Learning Network 4:  Learning Network 3:  Challenging rigid institutional norms with t-learning across scales urban vulnerability settings (led by Dylan McGarry). This learning network is situated in Durban, South Africa and focuses on the controversial pathways that people who are food and water insecure have exacerbated vulnerabilities which occur with street-level drug addiction in the city. This case study will focus on shaping transgressive social learning processes which encourage multiple city-wide partners to develop more innovative, effective and humane responses to urban food, water and urban street-level drug use vulnerabilities in the city. The project examines the transgressive and expansive learning that is occurring between police, department of health (hospitals and clinics), social workers, faith-based communities, and suburban communities. Overall it will probe alternatives to violence as a response to urban vulnerability, using Empatheatre as a methodology that can facilitate t-learning in complex and culturally rigid learning environments where responses to vulnerable people are often violent in nature. The method uses embodied processes of story-telling as a means to bridge significant institutional gaps between police, department of health and vulnerable street youth and other community organisations. It involves creating a central narrative, maintaining the original verbatim text, and retelling these stories in a theatre environment.

Learning Network 5:  Fundisa [Teaching] for Change:  Transformative environmental learning through teacher education (led by Ingrid Schudel, Zintle Songqwaru, Caleb Mandikonza, Lebona Nkhahle and Sirkka Tshiningayamwe). This learning network focusses on t-learning processes that emerge with and between teachers and within a national learning network focussing on transformative environmental learning as developed through teacher education, in response to critical issues such as climate change, biodiversity, water scarcity and sustainable development. This learning network is linked to the national Eco-Schools network, and will investigate transformative, transgressive learning processes at local school-based level, at teacher education – teacher interaction level, and at national teacher education network levels.

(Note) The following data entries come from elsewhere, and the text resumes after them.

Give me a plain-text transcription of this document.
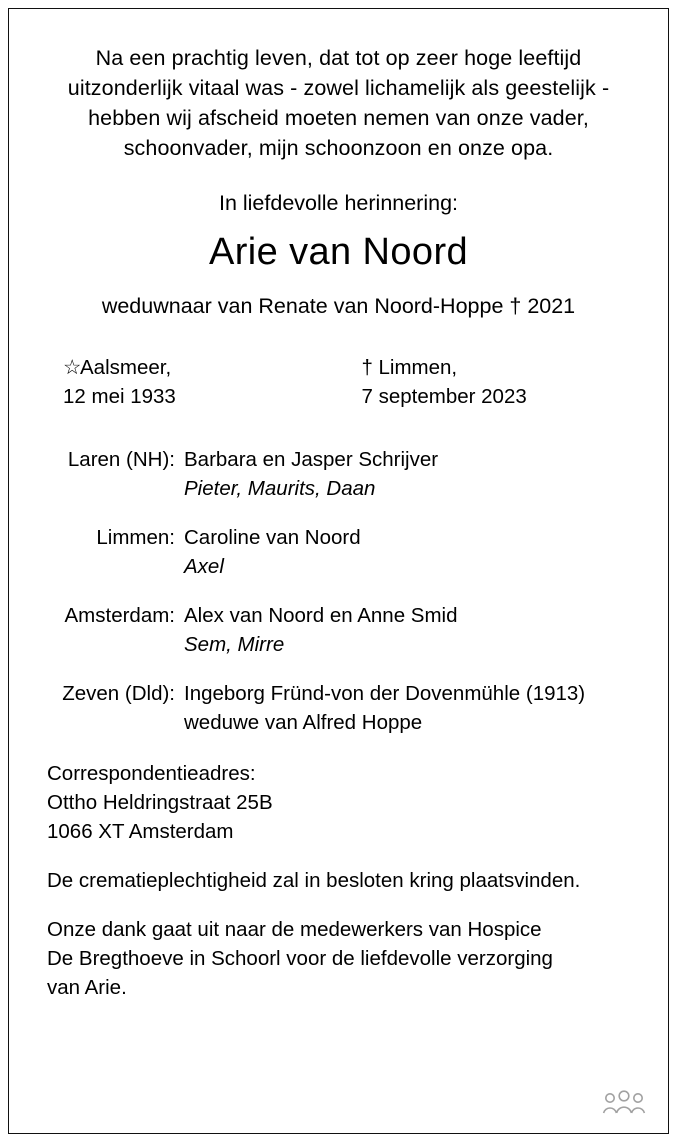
Na een prachtig leven, dat tot op zeer hoge leeftijd
uitzonderlijk vitaal was - zowel lichamelijk als geestelijk -
hebben wij afscheid moeten nemen van onze vader,
schoonvader, mijn schoonzoon en onze opa.
In liefdevolle herinnering:
Arie van Noord
weduwnaar van Renate van Noord-Hoppe † 2021
☆Aalsmeer,
12 mei 1933
† Limmen,
7 september 2023
Laren (NH): Barbara en Jasper Schrijver
Pieter, Maurits, Daan
Limmen: Caroline van Noord
Axel
Amsterdam: Alex van Noord en Anne Smid
Sem, Mirre
Zeven (Dld): Ingeborg Fründ-von der Dovenmühle (1913)
weduwe van Alfred Hoppe
Correspondentieadres:
Ottho Heldringstraat 25B
1066 XT Amsterdam
De crematieplechtigheid zal in besloten kring plaatsvinden.
Onze dank gaat uit naar de medewerkers van Hospice
De Bregthoeve in Schoorl voor de liefdevolle verzorging
van Arie.
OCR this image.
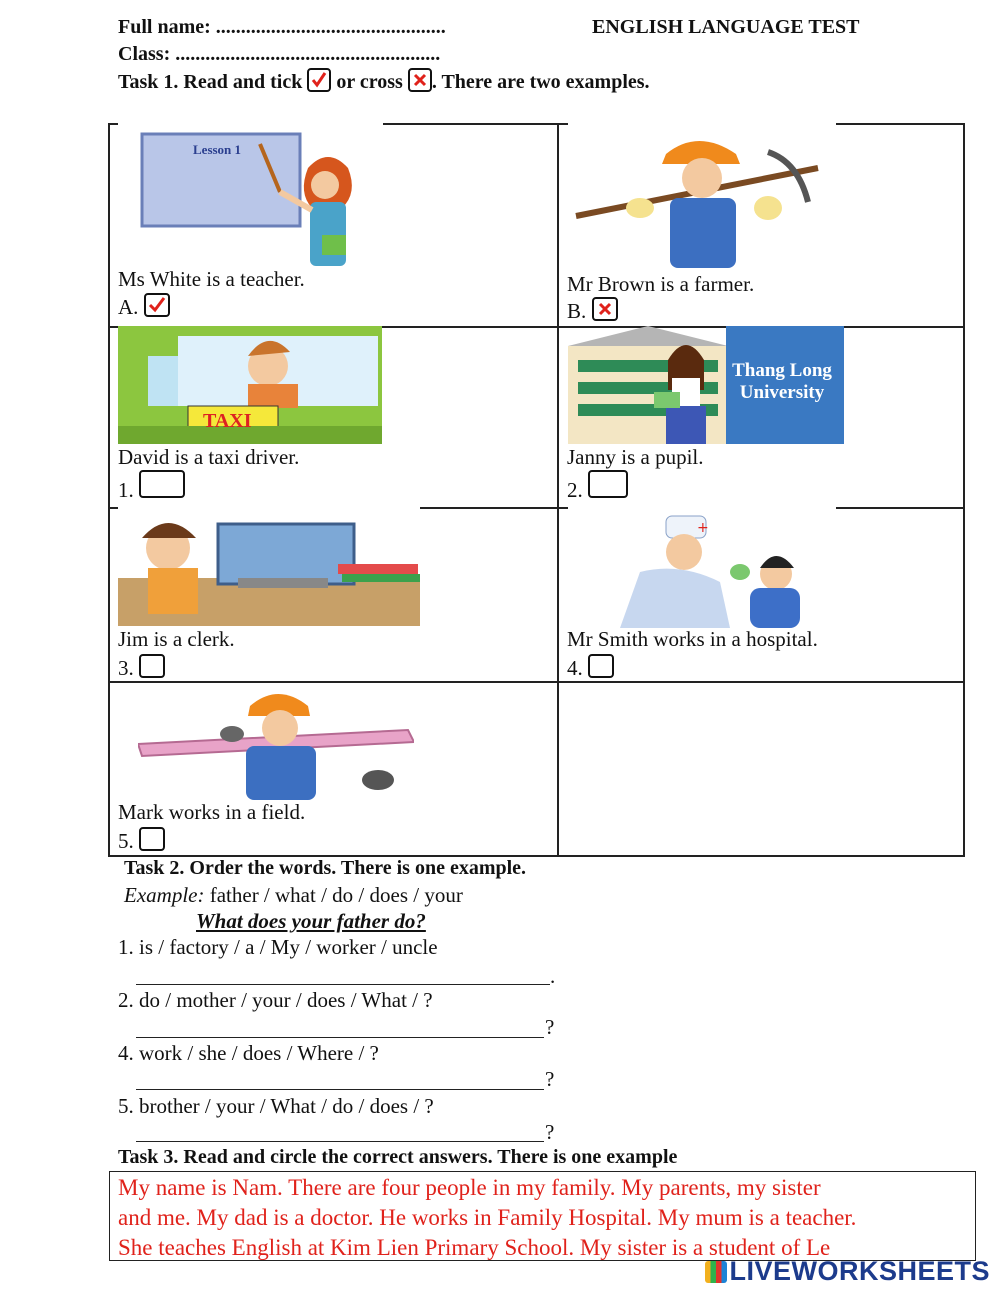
Full name: ..............................................	ENGLISH LANGUAGE TEST
Class: .....................................................
Task 1. Read and tick or cross . There are two examples.
Lesson 1
Ms White is a teacher.
A.
Mr Brown is a farmer.
B.
TAXI
Thang Long
University
David is a taxi driver.
1.
Janny is a pupil.
2.
+
Jim is a clerk.
3.
Mr Smith works in a hospital.
4.
Mark works in a field.
5.
Task 2. Order the words. There is one example.
Example: father / what / do / does / your
What does your father do?
1. is / factory / a / My / worker / uncle
.
2. do / mother / your / does / What / ?
?
4. work / she / does / Where / ?
?
5. brother / your / What / do / does / ?
?
Task 3. Read and circle the correct answers. There is one example
My name is Nam. There are four people in my family. My parents, my sister
and me. My dad is a doctor. He works in Family Hospital. My mum is a teacher.
She teaches English at Kim Lien Primary School. My sister is a student of Le
LIVEWORKSHEETS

So far, we are learning that boundary crossing processes are critical for t-learning in learning networks.  Additional insights show that t-learning involves giving attention to reframing processes which involve 1) navigating power relations, 2) ethics deliberations, 3) unearthing and mediating dimensions of of cognitive and epistemic justice, and 4) engaging the decolonizing dialectic of absence and emergence (Lotz-Sisitka, 2016).


We envisage further Learning Networks emerging within the South African case study, including but not limited to an ethics-led learning network led by Dr Lausanne Olvitt, an urban municipal climate change policy implementation t-learning network led by Professor Vogel, and a citizen sciences t-learning network focussing on biodiversity, water and climate change nexus concerns, led by Priya Vallabh.